Prostate brachytherapy

2–3 minutes

Figure from the NHS showing how catheters are implanted (under anesthesia) into the prostate under ultrasound guidance so that a radioactive source can be positioned inside the prostate in a grid-like distribution.
Comparison of Brachytherapy (BT) and External Radiotherapy for Boosting Primary Tumor in an Example of Prostate Cancer. The figure shows comparison between high dose rate BTboost (left) and Volumetric Modulated Arctherapy (VMAT) (right) for delivering a boost of 15 Gy. The green, light blue, and dark blue isodoses lines show the part of body that receives at last 18 Gy, 14.25 Gy, and 6 Gy, respectively. With external radiotherapy, no part of the prostate could receive 18 Gy, while there was a major increase in the volume of normal tissue receiving 6 Gy, as compared to BT (442 vs 133 cm3). Chargari et al. CA Cancer J Clin. 2019 Sep;69(5):386-401

Dose escalation

Brachytherapy involves positioning a radioactive source directly into the prostate. It is dependent on the skill of the doctor, but in experienced hands can give the most precise and accurate radiation delivery to the cancer. Since the sources are placed into the prostate, no extra margin of error is planned. Radiation dose falls off exponentially from the source, so the dose inside the tumor is extra high while dose to the rectum and bladder remain safe.
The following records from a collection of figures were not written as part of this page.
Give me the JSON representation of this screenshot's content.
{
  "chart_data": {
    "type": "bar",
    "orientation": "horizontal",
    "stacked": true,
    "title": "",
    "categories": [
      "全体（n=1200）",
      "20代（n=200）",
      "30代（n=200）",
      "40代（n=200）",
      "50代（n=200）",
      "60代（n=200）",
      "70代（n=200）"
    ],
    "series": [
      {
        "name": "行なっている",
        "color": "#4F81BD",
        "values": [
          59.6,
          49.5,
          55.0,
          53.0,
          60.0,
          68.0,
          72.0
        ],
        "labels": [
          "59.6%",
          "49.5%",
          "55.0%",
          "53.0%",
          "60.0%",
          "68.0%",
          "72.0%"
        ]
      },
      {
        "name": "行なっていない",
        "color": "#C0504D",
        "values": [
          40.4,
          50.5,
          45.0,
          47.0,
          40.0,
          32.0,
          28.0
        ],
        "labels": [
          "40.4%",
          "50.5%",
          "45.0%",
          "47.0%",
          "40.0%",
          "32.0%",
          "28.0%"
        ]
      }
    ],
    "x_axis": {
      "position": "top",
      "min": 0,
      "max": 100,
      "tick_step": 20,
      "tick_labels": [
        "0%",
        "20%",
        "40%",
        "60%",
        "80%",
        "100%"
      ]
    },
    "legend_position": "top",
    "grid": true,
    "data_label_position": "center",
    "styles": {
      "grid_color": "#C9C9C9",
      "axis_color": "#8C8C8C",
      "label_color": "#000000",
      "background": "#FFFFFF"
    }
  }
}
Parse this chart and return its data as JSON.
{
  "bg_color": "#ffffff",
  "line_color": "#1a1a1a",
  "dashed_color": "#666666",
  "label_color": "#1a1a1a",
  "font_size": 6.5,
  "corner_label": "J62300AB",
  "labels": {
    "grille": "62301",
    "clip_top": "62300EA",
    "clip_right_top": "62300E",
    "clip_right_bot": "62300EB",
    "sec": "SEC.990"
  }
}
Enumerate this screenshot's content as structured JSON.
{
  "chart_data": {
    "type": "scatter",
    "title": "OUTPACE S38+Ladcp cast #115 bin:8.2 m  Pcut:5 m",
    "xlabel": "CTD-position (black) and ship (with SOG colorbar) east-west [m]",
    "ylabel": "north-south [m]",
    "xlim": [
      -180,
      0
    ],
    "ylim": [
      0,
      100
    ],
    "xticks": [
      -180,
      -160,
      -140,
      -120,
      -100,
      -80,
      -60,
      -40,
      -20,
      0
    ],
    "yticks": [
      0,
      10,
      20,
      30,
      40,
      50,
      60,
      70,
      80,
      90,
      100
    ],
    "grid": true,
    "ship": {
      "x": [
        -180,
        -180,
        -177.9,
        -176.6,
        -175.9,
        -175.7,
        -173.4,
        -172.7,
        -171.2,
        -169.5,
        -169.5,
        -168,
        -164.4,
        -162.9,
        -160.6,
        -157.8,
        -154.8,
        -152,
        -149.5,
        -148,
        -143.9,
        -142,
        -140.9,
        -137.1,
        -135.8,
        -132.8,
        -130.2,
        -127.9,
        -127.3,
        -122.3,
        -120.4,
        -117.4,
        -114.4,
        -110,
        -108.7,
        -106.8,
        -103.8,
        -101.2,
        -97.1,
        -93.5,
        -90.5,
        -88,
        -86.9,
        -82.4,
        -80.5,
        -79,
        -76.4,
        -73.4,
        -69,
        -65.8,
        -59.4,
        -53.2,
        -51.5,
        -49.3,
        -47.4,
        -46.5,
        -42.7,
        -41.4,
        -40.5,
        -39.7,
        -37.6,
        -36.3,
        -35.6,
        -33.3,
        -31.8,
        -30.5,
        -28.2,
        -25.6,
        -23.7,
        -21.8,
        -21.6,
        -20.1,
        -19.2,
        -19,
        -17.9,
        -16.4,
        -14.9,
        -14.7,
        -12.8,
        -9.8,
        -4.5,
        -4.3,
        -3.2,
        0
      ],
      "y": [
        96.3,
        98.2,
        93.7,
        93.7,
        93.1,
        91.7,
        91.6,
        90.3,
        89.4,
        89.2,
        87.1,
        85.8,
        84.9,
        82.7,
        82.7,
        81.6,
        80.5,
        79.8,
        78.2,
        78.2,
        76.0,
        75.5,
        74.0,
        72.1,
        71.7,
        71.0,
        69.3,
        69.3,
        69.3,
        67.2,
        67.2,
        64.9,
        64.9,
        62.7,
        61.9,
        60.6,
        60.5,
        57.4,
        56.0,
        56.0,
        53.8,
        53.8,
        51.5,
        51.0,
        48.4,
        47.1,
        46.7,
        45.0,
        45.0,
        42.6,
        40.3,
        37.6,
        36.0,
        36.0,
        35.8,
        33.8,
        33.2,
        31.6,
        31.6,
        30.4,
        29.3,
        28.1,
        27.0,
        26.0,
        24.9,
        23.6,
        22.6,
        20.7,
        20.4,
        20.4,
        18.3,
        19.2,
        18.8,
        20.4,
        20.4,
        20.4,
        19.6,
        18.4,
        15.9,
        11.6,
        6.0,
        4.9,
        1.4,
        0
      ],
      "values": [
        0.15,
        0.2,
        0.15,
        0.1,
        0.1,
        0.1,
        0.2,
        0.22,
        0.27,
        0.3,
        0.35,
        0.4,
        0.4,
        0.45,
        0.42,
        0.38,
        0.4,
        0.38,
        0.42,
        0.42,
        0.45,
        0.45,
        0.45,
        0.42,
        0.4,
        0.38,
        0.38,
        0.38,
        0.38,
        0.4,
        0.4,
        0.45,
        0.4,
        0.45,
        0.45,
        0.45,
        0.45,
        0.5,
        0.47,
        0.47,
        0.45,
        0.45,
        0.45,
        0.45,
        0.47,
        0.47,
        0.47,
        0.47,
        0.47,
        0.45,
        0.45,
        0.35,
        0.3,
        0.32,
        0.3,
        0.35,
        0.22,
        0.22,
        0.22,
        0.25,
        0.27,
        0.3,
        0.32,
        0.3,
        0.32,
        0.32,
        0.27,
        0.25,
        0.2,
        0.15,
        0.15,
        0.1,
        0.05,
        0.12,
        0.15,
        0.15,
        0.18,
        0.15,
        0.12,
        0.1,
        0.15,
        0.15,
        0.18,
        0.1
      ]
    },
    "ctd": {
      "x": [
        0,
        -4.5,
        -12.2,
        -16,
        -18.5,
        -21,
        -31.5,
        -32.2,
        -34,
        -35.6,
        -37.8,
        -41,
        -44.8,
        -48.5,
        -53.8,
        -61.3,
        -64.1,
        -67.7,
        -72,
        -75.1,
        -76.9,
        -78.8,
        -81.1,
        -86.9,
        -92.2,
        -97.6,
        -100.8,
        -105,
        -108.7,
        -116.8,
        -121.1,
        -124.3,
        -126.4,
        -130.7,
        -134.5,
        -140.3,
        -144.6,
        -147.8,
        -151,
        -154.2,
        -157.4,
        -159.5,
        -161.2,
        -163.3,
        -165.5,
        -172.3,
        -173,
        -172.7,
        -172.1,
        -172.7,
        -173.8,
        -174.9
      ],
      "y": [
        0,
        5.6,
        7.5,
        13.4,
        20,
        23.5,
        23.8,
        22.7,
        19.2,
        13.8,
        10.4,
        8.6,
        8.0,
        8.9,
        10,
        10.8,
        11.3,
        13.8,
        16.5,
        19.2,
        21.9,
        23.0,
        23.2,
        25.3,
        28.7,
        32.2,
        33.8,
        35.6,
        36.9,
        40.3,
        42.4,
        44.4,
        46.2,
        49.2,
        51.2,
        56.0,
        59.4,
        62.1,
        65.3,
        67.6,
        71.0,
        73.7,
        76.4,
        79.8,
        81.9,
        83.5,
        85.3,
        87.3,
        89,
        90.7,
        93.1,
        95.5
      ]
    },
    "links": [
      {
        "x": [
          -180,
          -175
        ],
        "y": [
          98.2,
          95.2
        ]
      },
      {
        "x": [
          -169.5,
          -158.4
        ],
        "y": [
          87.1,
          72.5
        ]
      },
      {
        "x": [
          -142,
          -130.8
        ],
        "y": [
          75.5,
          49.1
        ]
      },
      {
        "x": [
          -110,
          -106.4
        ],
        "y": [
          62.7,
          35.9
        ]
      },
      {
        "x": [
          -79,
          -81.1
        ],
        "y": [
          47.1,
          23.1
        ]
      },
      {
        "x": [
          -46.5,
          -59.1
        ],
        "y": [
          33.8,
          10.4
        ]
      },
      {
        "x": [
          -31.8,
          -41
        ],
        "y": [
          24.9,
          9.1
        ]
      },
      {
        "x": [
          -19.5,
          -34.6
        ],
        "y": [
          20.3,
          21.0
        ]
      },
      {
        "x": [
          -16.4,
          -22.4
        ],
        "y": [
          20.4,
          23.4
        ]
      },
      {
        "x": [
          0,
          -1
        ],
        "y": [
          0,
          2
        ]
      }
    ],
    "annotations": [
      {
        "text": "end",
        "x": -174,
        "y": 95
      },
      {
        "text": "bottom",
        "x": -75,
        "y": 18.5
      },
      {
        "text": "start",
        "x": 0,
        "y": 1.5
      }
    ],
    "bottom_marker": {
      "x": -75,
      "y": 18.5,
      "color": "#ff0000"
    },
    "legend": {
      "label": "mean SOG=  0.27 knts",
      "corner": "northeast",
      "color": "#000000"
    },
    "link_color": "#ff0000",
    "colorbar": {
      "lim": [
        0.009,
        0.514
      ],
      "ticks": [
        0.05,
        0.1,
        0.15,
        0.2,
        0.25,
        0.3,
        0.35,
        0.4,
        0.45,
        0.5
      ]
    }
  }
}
ASCENDE-RT compared giving extra boost dose radiation to the prostate with low dose rate brachytherapy versus external beam radiation. The brachytherapy kept PSA lower longer as shown below, but there was a trade-off in urinary side effects. Ultimately, there was no difference in distant spread of the prostate cancer or survival, perhaps as older men passed away from other diseases. This is an area of active study, but I think the patients that benefit most from dose-escalation with brachytherapy are younger patients that have high grade disease. The PSA becomes undetectable in a majority of prostate cancer patients treated with brachytherapy and SBRT compared to conventional fractionation alone, but it remains to be seen how this changes clinically meaningful outcomes.

High dose rate (HDR) vs low dose rate (LDR) brachytherapy

LDR brachytherapy is sometimes called permanent seed implants because radioactive metal seeds are implanted and left in the prostate to give off radiation over months. HDR brachytherapy is a newer technique where catheters are implanted into the prostate temporarily, and a radioactive source is threaded through the catheters to deliver the radiation internally over minutes. After treatment, all the catheters are removed. HDR may allow a little more flexibility in delivering the radiation after the implant since the doctor can control which catheters and positions to dwell the radioactive source in. However, since the dose is delivered all at once, the urinary symptoms tend to be more intense for the first month. Afterwards, patient reported urinary and bowel quality of life are better with HDR vs LDR brachytherapy.